La filière cacao bouge beaucoup en ce moment avec de nouveaux financements et des usines. Mais est-ce que cela change la vie des planteurs ? La vraie réussite de ces changements se mesurera au bout des pistes. Si l’argent arrive directement dans les poches des agriculteurs.
Sur le terrain, les usines augmentent leurs capacités de broyage. Les banques renforcent également leurs crédits. Ces changements modifient les échanges dans le Centre, le Sud et au Sud-Ouest. L’installation de nouvelles usines crée une bonne concurrence de proximité. Elle pousse les grands acheteurs à s’approvisionner directement auprès des producteurs.
De plus, la transformation locale exige une meilleure qualité des fèves. Cela valorise le savoir-faire des coopératives pour le séchage et la fermentation.
Enfin, l’argent des banques arrive plus vite en début de campagne. Les intermédiaires ont donc des liquidités immédiates. Cela réduit les délais de paiement qui fragilisaient autrefois les familles russes.
Les barrières persistantes entre la finance et le monde rural
Malgré ces avancées, des obstacles majeurs bloquent encore les gains des petits producteurs. Le principal problème reste le manque d’information.
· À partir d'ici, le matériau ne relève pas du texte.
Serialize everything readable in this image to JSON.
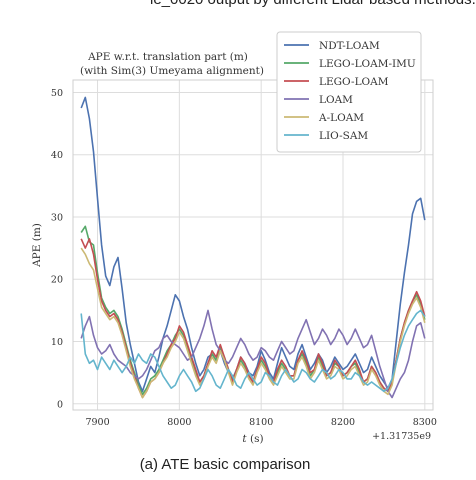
{
  "page_top_text": "ie_0020 output by different Lidar based methods.",
  "caption": "(a) ATE basic comparison",
  "chart_data": {
    "type": "line",
    "title": "APE w.r.t. translation part (m)",
    "subtitle": "(with Sim(3) Umeyama alignment)",
    "xlabel": "t (s)",
    "ylabel": "APE (m)",
    "x_offset_label": "+1.31735e9",
    "xlim": [
      7870,
      8310
    ],
    "ylim": [
      -1,
      52
    ],
    "xticks": [
      7900,
      8000,
      8100,
      8200,
      8300
    ],
    "yticks": [
      0,
      10,
      20,
      30,
      40,
      50
    ],
    "grid": true,
    "legend_position": "top-right",
    "series": [
      {
        "name": "NDT-LOAM",
        "color": "#4c72b0",
        "x": [
          7880,
          7885,
          7890,
          7895,
          7900,
          7905,
          7910,
          7915,
          7920,
          7925,
          7930,
          7935,
          7940,
          7945,
          7950,
          7955,
          7960,
          7965,
          7970,
          7975,
          7980,
          7985,
          7990,
          7995,
          8000,
          8005,
          8010,
          8015,
          8020,
          8025,
          8030,
          8035,
          8040,
          8045,
          8050,
          8055,
          8060,
          8065,
          8070,
          8075,
          8080,
          8085,
          8090,
          8095,
          8100,
          8105,
          8110,
          8115,
          8120,
          8125,
          8130,
          8135,
          8140,
          8145,
          8150,
          8155,
          8160,
          8165,
          8170,
          8175,
          8180,
          8185,
          8190,
          8195,
          8200,
          8205,
          8210,
          8215,
          8220,
          8225,
          8230,
          8235,
          8240,
          8245,
          8250,
          8255,
          8260,
          8265,
          8270,
          8275,
          8280,
          8285,
          8290,
          8295,
          8300
        ],
        "values": [
          47.5,
          49.2,
          45.8,
          40.5,
          33.0,
          25.5,
          20.5,
          19.0,
          22.0,
          23.5,
          18.5,
          13.0,
          9.5,
          6.5,
          3.5,
          2.0,
          4.0,
          6.0,
          5.0,
          7.5,
          10.5,
          12.5,
          15.0,
          17.5,
          16.5,
          14.0,
          12.0,
          9.0,
          6.5,
          4.5,
          5.5,
          7.5,
          8.0,
          7.0,
          8.5,
          6.5,
          5.0,
          4.0,
          5.5,
          7.5,
          6.5,
          5.0,
          4.5,
          6.0,
          8.5,
          7.0,
          5.0,
          4.0,
          6.5,
          9.0,
          7.5,
          6.0,
          5.5,
          8.0,
          9.5,
          7.5,
          5.5,
          6.5,
          8.0,
          7.0,
          5.0,
          6.0,
          7.5,
          6.5,
          5.5,
          6.0,
          7.0,
          8.0,
          6.5,
          5.0,
          5.5,
          7.5,
          6.0,
          4.5,
          3.5,
          2.5,
          4.0,
          10.0,
          16.0,
          21.0,
          25.5,
          30.5,
          32.5,
          33.0,
          29.5
        ]
      },
      {
        "name": "LEGO-LOAM-IMU",
        "color": "#55a868",
        "x": [
          7880,
          7885,
          7890,
          7895,
          7900,
          7905,
          7910,
          7915,
          7920,
          7925,
          7930,
          7935,
          7940,
          7945,
          7950,
          7955,
          7960,
          7965,
          7970,
          7975,
          7980,
          7985,
          7990,
          7995,
          8000,
          8005,
          8010,
          8015,
          8020,
          8025,
          8030,
          8035,
          8040,
          8045,
          8050,
          8055,
          8060,
          8065,
          8070,
          8075,
          8080,
          8085,
          8090,
          8095,
          8100,
          8105,
          8110,
          8115,
          8120,
          8125,
          8130,
          8135,
          8140,
          8145,
          8150,
          8155,
          8160,
          8165,
          8170,
          8175,
          8180,
          8185,
          8190,
          8195,
          8200,
          8205,
          8210,
          8215,
          8220,
          8225,
          8230,
          8235,
          8240,
          8245,
          8250,
          8255,
          8260,
          8265,
          8270,
          8275,
          8280,
          8285,
          8290,
          8295,
          8300
        ],
        "values": [
          27.5,
          28.5,
          26.0,
          25.5,
          21.0,
          17.0,
          15.5,
          14.5,
          15.0,
          14.0,
          12.0,
          9.5,
          7.0,
          5.0,
          3.0,
          1.5,
          2.5,
          4.0,
          4.5,
          5.5,
          7.0,
          8.5,
          9.5,
          11.0,
          12.0,
          11.0,
          9.0,
          7.0,
          5.0,
          3.5,
          4.5,
          6.5,
          8.0,
          7.0,
          9.0,
          7.5,
          5.5,
          3.5,
          5.5,
          7.0,
          6.0,
          4.5,
          3.5,
          5.5,
          7.0,
          6.0,
          4.5,
          3.5,
          5.0,
          6.5,
          5.5,
          4.5,
          4.5,
          7.0,
          8.0,
          6.5,
          4.5,
          5.5,
          7.5,
          6.0,
          4.5,
          5.0,
          6.5,
          6.0,
          4.5,
          5.0,
          6.0,
          6.5,
          5.0,
          3.5,
          4.0,
          6.0,
          5.0,
          3.5,
          2.5,
          2.0,
          3.5,
          7.0,
          10.5,
          13.0,
          15.0,
          16.5,
          17.5,
          16.0,
          13.5
        ]
      },
      {
        "name": "LEGO-LOAM",
        "color": "#c44e52",
        "x": [
          7880,
          7885,
          7890,
          7895,
          7900,
          7905,
          7910,
          7915,
          7920,
          7925,
          7930,
          7935,
          7940,
          7945,
          7950,
          7955,
          7960,
          7965,
          7970,
          7975,
          7980,
          7985,
          7990,
          7995,
          8000,
          8005,
          8010,
          8015,
          8020,
          8025,
          8030,
          8035,
          8040,
          8045,
          8050,
          8055,
          8060,
          8065,
          8070,
          8075,
          8080,
          8085,
          8090,
          8095,
          8100,
          8105,
          8110,
          8115,
          8120,
          8125,
          8130,
          8135,
          8140,
          8145,
          8150,
          8155,
          8160,
          8165,
          8170,
          8175,
          8180,
          8185,
          8190,
          8195,
          8200,
          8205,
          8210,
          8215,
          8220,
          8225,
          8230,
          8235,
          8240,
          8245,
          8250,
          8255,
          8260,
          8265,
          8270,
          8275,
          8280,
          8285,
          8290,
          8295,
          8300
        ],
        "values": [
          26.5,
          25.0,
          26.5,
          24.0,
          20.0,
          16.5,
          15.0,
          14.0,
          14.5,
          13.5,
          11.5,
          9.0,
          6.5,
          4.5,
          2.5,
          1.0,
          2.0,
          3.5,
          4.0,
          5.0,
          6.5,
          8.0,
          9.5,
          10.5,
          12.5,
          11.5,
          9.5,
          7.5,
          5.5,
          3.5,
          4.5,
          6.5,
          8.5,
          7.5,
          9.5,
          7.5,
          5.5,
          3.5,
          5.5,
          7.5,
          6.5,
          4.5,
          3.5,
          5.5,
          7.5,
          6.5,
          4.5,
          3.5,
          5.5,
          7.0,
          6.0,
          4.5,
          4.5,
          7.0,
          8.5,
          7.0,
          5.0,
          5.5,
          8.0,
          6.5,
          4.5,
          5.0,
          7.0,
          6.0,
          4.5,
          5.0,
          6.0,
          7.0,
          5.5,
          3.5,
          4.0,
          6.0,
          5.0,
          3.5,
          2.5,
          2.0,
          3.5,
          7.0,
          10.5,
          13.0,
          15.0,
          16.5,
          18.0,
          16.5,
          14.0
        ]
      },
      {
        "name": "LOAM",
        "color": "#8172b2",
        "x": [
          7880,
          7885,
          7890,
          7895,
          7900,
          7905,
          7910,
          7915,
          7920,
          7925,
          7930,
          7935,
          7940,
          7945,
          7950,
          7955,
          7960,
          7965,
          7970,
          7975,
          7980,
          7985,
          7990,
          7995,
          8000,
          8005,
          8010,
          8015,
          8020,
          8025,
          8030,
          8035,
          8040,
          8045,
          8050,
          8055,
          8060,
          8065,
          8070,
          8075,
          8080,
          8085,
          8090,
          8095,
          8100,
          8105,
          8110,
          8115,
          8120,
          8125,
          8130,
          8135,
          8140,
          8145,
          8150,
          8155,
          8160,
          8165,
          8170,
          8175,
          8180,
          8185,
          8190,
          8195,
          8200,
          8205,
          8210,
          8215,
          8220,
          8225,
          8230,
          8235,
          8240,
          8245,
          8250,
          8255,
          8260,
          8265,
          8270,
          8275,
          8280,
          8285,
          8290,
          8295,
          8300
        ],
        "values": [
          10.5,
          12.5,
          14.0,
          11.0,
          9.0,
          8.0,
          8.5,
          9.5,
          8.0,
          7.0,
          6.5,
          6.0,
          5.0,
          4.5,
          4.0,
          4.5,
          5.5,
          7.0,
          8.5,
          9.0,
          10.5,
          11.0,
          10.0,
          9.5,
          9.0,
          8.0,
          7.0,
          7.5,
          9.0,
          10.5,
          12.5,
          15.0,
          12.0,
          9.5,
          8.5,
          7.0,
          6.5,
          7.5,
          9.0,
          10.5,
          9.5,
          8.0,
          7.0,
          7.5,
          9.0,
          8.5,
          7.5,
          7.0,
          8.5,
          10.0,
          9.0,
          8.0,
          8.5,
          10.5,
          12.0,
          13.5,
          11.5,
          9.5,
          10.5,
          12.0,
          11.0,
          9.5,
          10.5,
          12.0,
          11.0,
          9.5,
          10.5,
          12.0,
          10.5,
          9.0,
          9.5,
          11.0,
          8.5,
          6.0,
          4.0,
          2.0,
          1.0,
          2.5,
          4.0,
          5.0,
          7.0,
          10.0,
          12.5,
          13.0,
          10.5
        ]
      },
      {
        "name": "A-LOAM",
        "color": "#ccb974",
        "x": [
          7880,
          7885,
          7890,
          7895,
          7900,
          7905,
          7910,
          7915,
          7920,
          7925,
          7930,
          7935,
          7940,
          7945,
          7950,
          7955,
          7960,
          7965,
          7970,
          7975,
          7980,
          7985,
          7990,
          7995,
          8000,
          8005,
          8010,
          8015,
          8020,
          8025,
          8030,
          8035,
          8040,
          8045,
          8050,
          8055,
          8060,
          8065,
          8070,
          8075,
          8080,
          8085,
          8090,
          8095,
          8100,
          8105,
          8110,
          8115,
          8120,
          8125,
          8130,
          8135,
          8140,
          8145,
          8150,
          8155,
          8160,
          8165,
          8170,
          8175,
          8180,
          8185,
          8190,
          8195,
          8200,
          8205,
          8210,
          8215,
          8220,
          8225,
          8230,
          8235,
          8240,
          8245,
          8250,
          8255,
          8260,
          8265,
          8270,
          8275,
          8280,
          8285,
          8290,
          8295,
          8300
        ],
        "values": [
          25.0,
          24.0,
          22.5,
          21.5,
          18.5,
          15.5,
          14.5,
          13.5,
          14.0,
          13.0,
          11.0,
          8.5,
          6.0,
          4.0,
          2.5,
          1.0,
          2.0,
          3.5,
          4.0,
          5.0,
          6.5,
          7.5,
          9.0,
          10.0,
          11.5,
          10.5,
          8.5,
          6.5,
          4.5,
          3.0,
          4.0,
          6.0,
          7.5,
          6.5,
          8.5,
          7.0,
          5.0,
          3.0,
          5.0,
          6.5,
          5.5,
          4.0,
          3.0,
          5.0,
          6.5,
          5.5,
          4.0,
          3.0,
          4.5,
          6.0,
          5.0,
          4.0,
          4.0,
          6.5,
          7.5,
          6.0,
          4.0,
          5.0,
          7.0,
          5.5,
          4.0,
          4.5,
          6.0,
          5.5,
          4.0,
          4.5,
          5.5,
          6.0,
          4.5,
          3.0,
          3.5,
          5.5,
          4.5,
          3.0,
          2.0,
          1.5,
          3.0,
          6.5,
          10.0,
          12.5,
          14.5,
          16.0,
          17.0,
          15.5,
          13.0
        ]
      },
      {
        "name": "LIO-SAM",
        "color": "#64b5cd",
        "x": [
          7880,
          7885,
          7890,
          7895,
          7900,
          7905,
          7910,
          7915,
          7920,
          7925,
          7930,
          7935,
          7940,
          7945,
          7950,
          7955,
          7960,
          7965,
          7970,
          7975,
          7980,
          7985,
          7990,
          7995,
          8000,
          8005,
          8010,
          8015,
          8020,
          8025,
          8030,
          8035,
          8040,
          8045,
          8050,
          8055,
          8060,
          8065,
          8070,
          8075,
          8080,
          8085,
          8090,
          8095,
          8100,
          8105,
          8110,
          8115,
          8120,
          8125,
          8130,
          8135,
          8140,
          8145,
          8150,
          8155,
          8160,
          8165,
          8170,
          8175,
          8180,
          8185,
          8190,
          8195,
          8200,
          8205,
          8210,
          8215,
          8220,
          8225,
          8230,
          8235,
          8240,
          8245,
          8250,
          8255,
          8260,
          8265,
          8270,
          8275,
          8280,
          8285,
          8290,
          8295,
          8300
        ],
        "values": [
          14.5,
          8.0,
          6.5,
          7.0,
          5.5,
          7.5,
          6.5,
          5.5,
          7.0,
          6.0,
          5.0,
          6.0,
          7.5,
          6.5,
          8.0,
          7.0,
          6.5,
          8.0,
          7.5,
          6.0,
          4.5,
          3.5,
          2.5,
          3.0,
          4.5,
          5.5,
          4.5,
          3.5,
          2.0,
          2.5,
          4.0,
          5.5,
          4.5,
          3.0,
          2.5,
          4.0,
          5.5,
          4.5,
          3.0,
          2.5,
          4.0,
          5.0,
          4.0,
          3.0,
          3.5,
          5.0,
          4.5,
          3.5,
          3.0,
          4.5,
          5.5,
          4.5,
          3.5,
          4.0,
          5.5,
          5.0,
          4.0,
          3.5,
          4.5,
          5.5,
          5.0,
          4.0,
          4.5,
          5.5,
          5.0,
          4.0,
          4.0,
          5.0,
          4.5,
          3.5,
          3.0,
          3.5,
          3.0,
          2.5,
          2.0,
          2.5,
          4.0,
          6.5,
          9.0,
          11.0,
          12.5,
          13.5,
          14.5,
          15.0,
          14.0
        ]
      }
    ]
  }
}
Le planteur isolé ne connaît pas les cours mondiaux en temps réel pour négocier.
De plus, trop d’intermédiaires informels s’enrichissent au bout des pistes rurales. Ils captent l’argent avant qu’il n’arrive au producteur final.
Cette situation crée un effet de ciseau économique difficile. Le prix d’achat du cacao reste attractif. Pourtant, le coût des engrais et des transports augmente fortement. Cela réduit les bénéfices réels des familles.
Vers un équilibre durable de la valeur ajoutée
Les financements doivent devenir un levier de développement durable. Pour cela, les planteurs doivent se regrouper en coopératives fortes. C’est indispensable pour équilibrer les rapports de force avec les acheteurs.
L’État doit aussi jouer son rôle de régulateur. Il doit garantir des prix minimums et suivre les transactions sur le terrain.
La modernisation de la filière cacao est une chance historique pour le Cameroun. Cependant, sa réussite ne dépend pas seulement des volumes transformés en usine. Le vrai succès se mesure au bout des pistes de collecte. La croissance sera bonne uniquement si elle améliore la vie de ceux qui cultivent la terre.